А заговор знатный выходил. Одних посланских[50] восемь человек влезли. Три страны замазаться не постеснялись, даже не побоялись шума лишнего. Ничо, время придет, припомним, кто пакости измышляет и по-тихому гадить намеревается…
Допросы, беседы, доклады, составление берес, опять допросы, снова бересы, получение начальственных люлей, еще бересы, короткий сон провалом в темень, и новые бересы…

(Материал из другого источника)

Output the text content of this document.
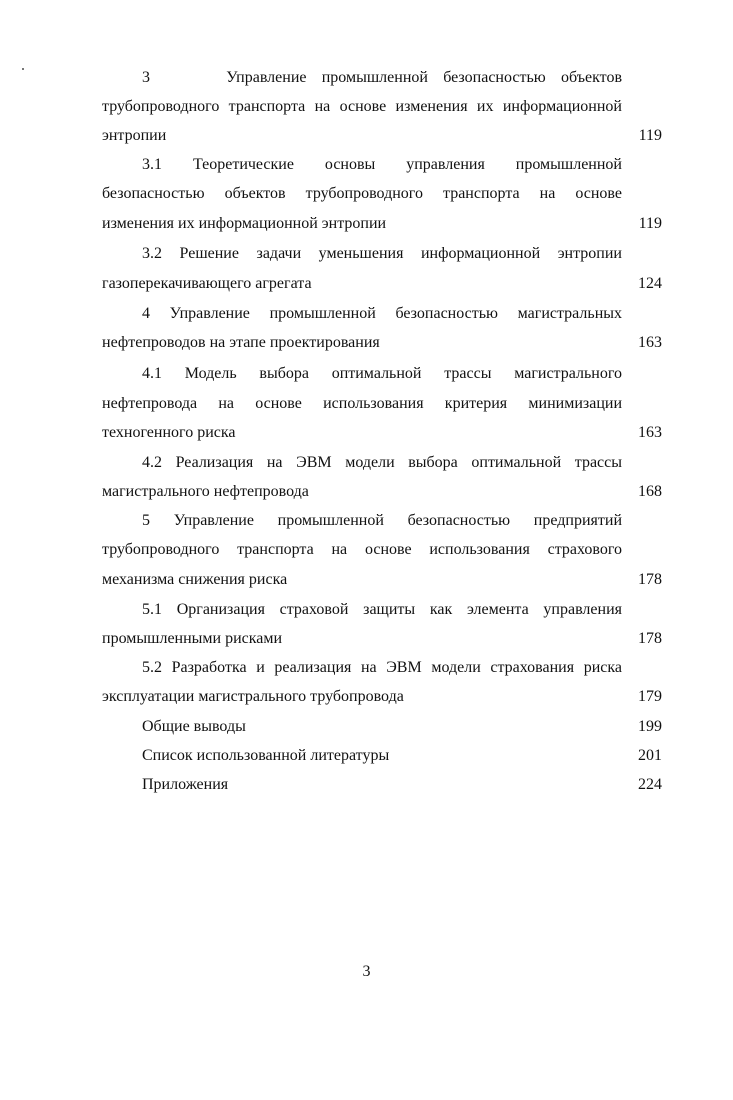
3     Управление промышленной безопасностью объектов
трубопроводного транспорта на основе изменения их информационной
энтропии	119
3.1 Теоретические основы управления промышленной
безопасностью объектов трубопроводного транспорта на основе
изменения их информационной энтропии	119
3.2 Решение задачи уменьшения информационной энтропии
газоперекачивающего агрегата	124
4 Управление промышленной безопасностью магистральных
нефтепроводов на этапе проектирования	163
4.1 Модель выбора оптимальной трассы магистрального
нефтепровода на основе использования критерия минимизации
техногенного риска	163
4.2 Реализация на ЭВМ модели выбора оптимальной трассы
магистрального нефтепровода	168
5 Управление промышленной безопасностью предприятий
трубопроводного транспорта на основе использования страхового
механизма снижения риска	178
5.1 Организация страховой защиты как элемента управления
промышленными рисками	178
5.2 Разработка и реализация на ЭВМ модели страхования риска
эксплуатации магистрального трубопровода	179
Общие выводы	199
Список использованной литературы	201
Приложения	224
3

А потом наступила тишина. Разом. Все, кто надо, оказались допрошены. Все, что положено, – написано. Дело сдано и, по сути, закончено. До суда еще не близко, но дальнейшее – сплошные уточнения. А работу в других городах и без него сделают. Не только в столице волхвы имеются. Можно ехать домой и выспаться. Тем более впереди выходные, а до конца служебного дня осталось всего ничего.
Садиться за руль старвол[51] не решился, слишком устал. Вызвал управский самобег с возницей по праву усталости[52] и расслабленно развалился на заднем сиденье, бездумно уставившись в окно. Тут зажужжал в трясучке разговорник, пытаясь вывалиться из неглубокого нагрудного кармана уставной кашули…
– Да, – откликнулся Лютый, пытаясь не вывернуть челюсть в отчаянном зевке.
– Исполать, волхв, – раздался в трубе довольный голос Скворца. – Ты там живой?
– Слегка, – ответил Буривой. – Но, если между нами, даже дышать не хочется. Заездили.
– Терпи, бача, курбаши станешь! – хохотнул в трубку Скворец, припомнив старую поговорку, времен Пуштунской войны. – Воеводу не повесили?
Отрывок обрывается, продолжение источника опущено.